In a way, there is a parallel here to the robber-barons of the turn-of-the-century.  I mentioned that nearby Cumberland Island was settled by the Carnegie's - but not Andrew Carnegie.  He sold out of US Steel, and gave half the money to his idiotic siblings, who built white-elephant mansions on Cumberland Island, many of which are now in ruin.  He donated the rest to charity - setting up "Carnegie Libraries" in towns and cities across the nation - as well as establishing other institutions.  And we all admired him for that, too.

Today, it is the Gates foundation, among others - and I am sure the other robber barons of this century have their own charitable causes as well.

And perhaps a new generation of unionizers and trust-busters will break up these huge companies and scatter their resources somewhat, as we did in the past.  It seems the drumbeat of discontent is rising, and perhaps these robber-barons know this, and are taking their money and leaving the field, just in time.

What got me started on this was a reader writing, citing an article from the New York Times (paywall) which was apparently mimicked here, only they confused the word "prize" with "price".  Elon Musk is offering a $100 Million in "X prizes" to people who come up with ways of eliminating greenhouse gases (plant more trees?  Gimmie da money!).

The article(s) in question were arguing whether such prizes were a good idea, or whether having the Patent rights was a better one.  The arguments for both sides are interesting.  Patents aren't a guaranteed payoff. Someone else may file before you, or your patent may be held invalid.
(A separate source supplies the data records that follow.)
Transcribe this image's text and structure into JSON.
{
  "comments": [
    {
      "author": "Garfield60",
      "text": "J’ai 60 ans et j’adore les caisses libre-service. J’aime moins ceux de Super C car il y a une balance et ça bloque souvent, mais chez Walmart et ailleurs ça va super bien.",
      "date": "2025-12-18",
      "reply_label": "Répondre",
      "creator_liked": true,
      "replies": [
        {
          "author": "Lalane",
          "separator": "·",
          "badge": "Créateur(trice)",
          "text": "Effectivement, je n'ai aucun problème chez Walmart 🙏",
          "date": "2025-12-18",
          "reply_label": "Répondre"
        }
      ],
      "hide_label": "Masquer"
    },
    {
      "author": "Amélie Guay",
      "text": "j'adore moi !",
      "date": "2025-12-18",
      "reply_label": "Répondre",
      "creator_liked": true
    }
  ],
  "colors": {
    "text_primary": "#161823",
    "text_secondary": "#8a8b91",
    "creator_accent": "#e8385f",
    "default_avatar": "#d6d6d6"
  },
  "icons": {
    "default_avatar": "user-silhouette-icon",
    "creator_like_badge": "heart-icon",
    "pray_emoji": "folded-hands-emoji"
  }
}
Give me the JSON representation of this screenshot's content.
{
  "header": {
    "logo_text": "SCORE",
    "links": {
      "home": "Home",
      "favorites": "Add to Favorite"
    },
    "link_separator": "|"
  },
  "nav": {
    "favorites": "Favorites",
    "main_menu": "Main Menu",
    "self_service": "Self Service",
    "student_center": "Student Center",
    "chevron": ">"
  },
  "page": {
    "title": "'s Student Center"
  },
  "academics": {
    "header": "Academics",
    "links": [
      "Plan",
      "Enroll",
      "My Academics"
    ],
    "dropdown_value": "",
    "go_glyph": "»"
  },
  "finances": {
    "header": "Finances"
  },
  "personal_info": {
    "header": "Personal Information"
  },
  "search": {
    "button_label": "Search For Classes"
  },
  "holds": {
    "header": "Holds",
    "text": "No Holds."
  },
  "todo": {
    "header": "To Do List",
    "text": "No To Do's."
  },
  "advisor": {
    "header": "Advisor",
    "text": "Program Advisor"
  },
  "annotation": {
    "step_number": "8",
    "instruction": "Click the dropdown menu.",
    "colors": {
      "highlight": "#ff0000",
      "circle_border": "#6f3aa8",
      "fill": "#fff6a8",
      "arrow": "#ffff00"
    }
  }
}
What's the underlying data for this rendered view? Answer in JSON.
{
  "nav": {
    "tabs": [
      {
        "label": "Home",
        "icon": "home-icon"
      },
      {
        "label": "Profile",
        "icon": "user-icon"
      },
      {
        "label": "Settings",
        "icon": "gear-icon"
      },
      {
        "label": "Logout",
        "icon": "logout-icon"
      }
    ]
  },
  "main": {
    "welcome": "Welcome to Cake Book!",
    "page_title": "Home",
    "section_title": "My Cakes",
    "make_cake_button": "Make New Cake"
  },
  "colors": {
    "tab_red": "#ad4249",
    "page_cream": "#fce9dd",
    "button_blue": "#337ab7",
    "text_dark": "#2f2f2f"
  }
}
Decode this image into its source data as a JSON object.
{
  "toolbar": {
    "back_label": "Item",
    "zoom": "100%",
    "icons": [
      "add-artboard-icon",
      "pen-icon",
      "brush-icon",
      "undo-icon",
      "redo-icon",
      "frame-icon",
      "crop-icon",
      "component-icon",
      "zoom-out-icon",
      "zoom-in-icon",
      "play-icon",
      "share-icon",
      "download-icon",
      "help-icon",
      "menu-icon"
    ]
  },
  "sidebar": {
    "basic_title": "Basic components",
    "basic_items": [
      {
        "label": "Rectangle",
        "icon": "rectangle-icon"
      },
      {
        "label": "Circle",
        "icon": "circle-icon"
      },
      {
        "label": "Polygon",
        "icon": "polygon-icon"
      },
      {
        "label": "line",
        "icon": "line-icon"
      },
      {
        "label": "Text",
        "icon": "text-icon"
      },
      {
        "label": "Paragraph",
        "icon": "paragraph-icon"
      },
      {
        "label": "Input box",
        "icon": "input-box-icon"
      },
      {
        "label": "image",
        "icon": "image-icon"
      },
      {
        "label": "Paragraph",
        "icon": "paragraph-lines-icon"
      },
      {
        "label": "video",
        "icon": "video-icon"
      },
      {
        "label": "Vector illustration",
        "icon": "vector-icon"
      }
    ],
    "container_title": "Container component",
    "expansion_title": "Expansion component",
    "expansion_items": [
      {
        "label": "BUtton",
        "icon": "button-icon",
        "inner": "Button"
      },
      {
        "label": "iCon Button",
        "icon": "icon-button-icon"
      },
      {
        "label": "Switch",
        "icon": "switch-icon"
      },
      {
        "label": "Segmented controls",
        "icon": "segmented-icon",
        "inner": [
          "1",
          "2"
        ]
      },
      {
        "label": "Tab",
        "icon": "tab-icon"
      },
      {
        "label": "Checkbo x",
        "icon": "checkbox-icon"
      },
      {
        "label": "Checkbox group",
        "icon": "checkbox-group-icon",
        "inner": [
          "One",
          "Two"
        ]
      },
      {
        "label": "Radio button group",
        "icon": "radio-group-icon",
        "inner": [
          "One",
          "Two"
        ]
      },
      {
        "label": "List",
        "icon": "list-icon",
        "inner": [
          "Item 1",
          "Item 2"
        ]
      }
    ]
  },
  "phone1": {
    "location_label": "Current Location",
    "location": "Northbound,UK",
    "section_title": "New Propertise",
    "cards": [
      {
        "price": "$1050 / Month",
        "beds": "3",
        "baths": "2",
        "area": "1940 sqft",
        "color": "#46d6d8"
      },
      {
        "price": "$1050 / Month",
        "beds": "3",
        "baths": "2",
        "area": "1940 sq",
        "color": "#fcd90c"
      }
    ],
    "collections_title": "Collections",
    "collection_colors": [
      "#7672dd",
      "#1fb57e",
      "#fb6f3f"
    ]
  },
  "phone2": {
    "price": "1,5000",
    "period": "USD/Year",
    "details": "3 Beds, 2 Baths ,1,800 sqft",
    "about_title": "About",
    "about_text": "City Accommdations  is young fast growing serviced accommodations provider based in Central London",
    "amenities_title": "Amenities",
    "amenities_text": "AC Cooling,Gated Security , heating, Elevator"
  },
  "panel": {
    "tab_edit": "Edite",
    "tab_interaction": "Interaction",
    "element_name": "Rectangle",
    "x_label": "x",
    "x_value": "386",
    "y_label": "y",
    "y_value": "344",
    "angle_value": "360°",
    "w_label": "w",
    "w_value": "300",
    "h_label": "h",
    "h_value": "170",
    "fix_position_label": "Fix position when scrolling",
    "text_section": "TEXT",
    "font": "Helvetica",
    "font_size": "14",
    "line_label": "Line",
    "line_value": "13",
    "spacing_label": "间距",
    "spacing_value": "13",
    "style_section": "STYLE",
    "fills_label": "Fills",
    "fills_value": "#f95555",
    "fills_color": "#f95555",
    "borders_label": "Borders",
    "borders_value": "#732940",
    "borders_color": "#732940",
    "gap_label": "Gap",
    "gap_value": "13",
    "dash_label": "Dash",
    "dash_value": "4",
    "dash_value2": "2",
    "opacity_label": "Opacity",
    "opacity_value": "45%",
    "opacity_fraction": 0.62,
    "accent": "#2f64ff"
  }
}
Plus, it can cost hundreds of thousands (sometimes millions) to enforce it through litigation. So you have to sell off a big part of the Patent to someone with deep pockets, in order to sue. If you work for a company, odds are, they own the whole Patent to begin with, as part of your employment agreement.

A "prize" (or "price") on the other hand, is a check that clears the bank right away.  How the prize is awarded, by who, and to whom, and what standard is used, might be as uneven as how Patents are awarded and enforced! I think the article noted this as well.

But the main point of the article(s) was that the prize will reward Elon Musk most of all - he gives away what to him is a pittance (and maybe doesn't have to pay if no one wins!) but gets ten times as much back in PR value. That old Elon - what a good guy! Forget about the insider deal with the solar company and whatnot, not to mention stock price manipulation, bitcoin manipulation, and so on and so forth. He steals a little from everyone, but he's a good guy!

It is yet another example of our Benevolent Billionaires doing what is best for all of us. Un-elected power-brokers deciding for us, what is best for us - and of course, what is best for them as well.

A new century and a new sheaf of robber-barons to deal with.  And perhaps, just like the last go-around, new regulations, new laws, and new taxes, will rein in this latest iteration of wealth concentration.

Perhaps.  In the meantime, don't add my name to the list of those who adulate the mega-wealthy.